Cynthia is a PhD student from the Curriculum and Instruction Department. She is a WCER, Ed-GRS, and a Top Up Fellow. Her primary research interest is in the intersection between Bilingual and Science education for Latinx emergent bilingual students. She is in the process of completing a minor in the Science and Technology Studies (STS) field to promote cross-disciplinary integration, civic engagement, and critical thinking in bilingual and science education. Cynthia joins the University of Wisconsin-Madison with a 7-year teaching experience. Her experience in teaching and leadership has led her to plan and facilitate professional development for educators and educational leaders at the local, state, and international levels. Cynthia hopes her research will enhance high-quality science education in bilingual programs for emergent bilingual students.

 

Joshua Doyle-Raso (Medical History and Bioethics)

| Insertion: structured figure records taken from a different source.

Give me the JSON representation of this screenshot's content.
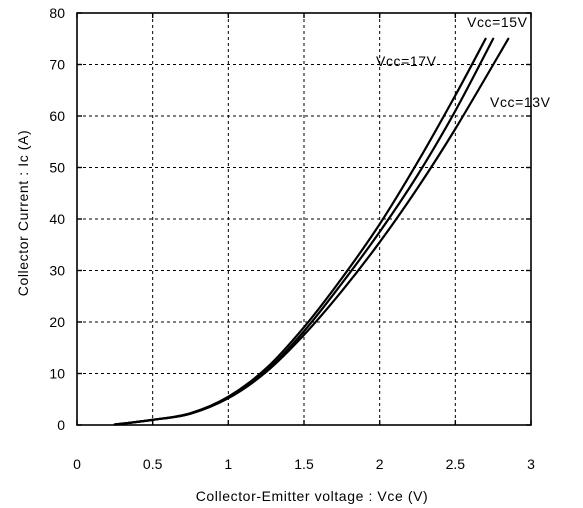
{
  "chart_data": {
    "type": "line",
    "xlabel": "Collector-Emitter voltage : Vce  (V)",
    "ylabel": "Collector Current : Ic  (A)",
    "xlim": [
      0,
      3
    ],
    "ylim": [
      0,
      80
    ],
    "xticks": [
      0,
      0.5,
      1,
      1.5,
      2,
      2.5,
      3
    ],
    "yticks": [
      0,
      10,
      20,
      30,
      40,
      50,
      60,
      70,
      80
    ],
    "xtick_labels": [
      "0",
      "0.5",
      "1",
      "1.5",
      "2",
      "2.5",
      "3"
    ],
    "ytick_labels": [
      "0",
      "10",
      "20",
      "30",
      "40",
      "50",
      "60",
      "70",
      "80"
    ],
    "grid": true,
    "series": [
      {
        "name": "Vcc=17V",
        "x": [
          0.25,
          0.5,
          0.75,
          1.0,
          1.25,
          1.5,
          1.75,
          2.0,
          2.25,
          2.5,
          2.7
        ],
        "y": [
          0.1,
          1.0,
          2.3,
          5.5,
          11.0,
          19.0,
          28.5,
          39.0,
          51.0,
          64.0,
          75.0
        ]
      },
      {
        "name": "Vcc=15V",
        "x": [
          0.25,
          0.5,
          0.75,
          1.0,
          1.25,
          1.5,
          1.75,
          2.0,
          2.25,
          2.5,
          2.75
        ],
        "y": [
          0.1,
          1.0,
          2.2,
          5.3,
          10.5,
          18.2,
          27.5,
          37.5,
          48.5,
          61.0,
          75.0
        ]
      },
      {
        "name": "Vcc=13V",
        "x": [
          0.25,
          0.5,
          0.75,
          1.0,
          1.25,
          1.5,
          1.75,
          2.0,
          2.25,
          2.5,
          2.85
        ],
        "y": [
          0.1,
          1.0,
          2.2,
          5.2,
          10.3,
          17.5,
          26.0,
          35.5,
          46.0,
          57.5,
          75.0
        ]
      }
    ],
    "annotations": [
      {
        "text": "Vcc=15V",
        "series": "Vcc=15V"
      },
      {
        "text": "Vcc=17V",
        "series": "Vcc=17V"
      },
      {
        "text": "Vcc=13V",
        "series": "Vcc=13V"
      }
    ]
  }
}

Joshua started at UW-Madison in 2018, after completing his BA History at McGill University in Montreal and earning an MA in History and International Development Studies at the University of Guelph in Ontario, Canada. Josh is beginning his PhD dissertation work in the History of Science, Medicine, and Technology, examining how the health and healing strategies of migrant agricultural workers have historically undergirded international labor and food supply chains in North America. Specifically, his work examines how central Mexican laborers who travel to work on Ontarian fruit and vegetable farms have navigated their health both at home in Mexico and at work in Canada. His work examines the ways in which health, disease, injury, and community creativity and resilience have shaped our present world.

 

Patrick Walsh (History)

Patrick investigates the cross-talk between bacteriology, immunology and endocrinology in the late-nineteenth and early-twentieth centuries in America in his dissertation. As a historian of biology and medicine, he cares about how biology becomes therapy, and how therapy becomes biology. He is grappling especially with the notion of “pasteurization,” and what this meant for the physiological sciences, the life sciences, and for therapeutic industries. Walsh takes seriously the provocation that the twenty-first century is the “century of the microbe,” and he thinks that the advent of germ theory is a rich place to begin re-evaluating histories of self, the organism and biological practice.

 

Not pictured: Aida Arosoaie (Anthroplogy)

 

2021 Summer Scholars

Erin Gangstad (Communication Arts)

Erin is a PhD student in the Rhetoric, Politics, and Culture track of the Communication Arts department at UW. She studies historical discourses, images, and places of disease and healing. Her current dissertation project considers the historical phenomenon of climate medicine, analyzing three prominent case studies of curative places in American between 1880 and 1950. This summer, with generous funding from the Holtz Center, Erin will conduct archival research for her chapter on Saranac Lake, New York. She plans to investigate how historical discourses framed the town’s ‘alpine air’ as a curative climate and to explore how various stakeholders conceptualized the relationship between air, consumption, and the sick patient’s body.

 

Siddharth Menon (Geography)

Siddharth is a Doctoral Candidate in Geography, with a PhD Minor in STS, at the University of Wisconsin-Madison. His research interests lie at the intersection of International Development, Urban Studies, Political Ecology, and Science & Technology Studies (STS). He is currently conducting ethnographic research about the building construction industry in Kerala, India.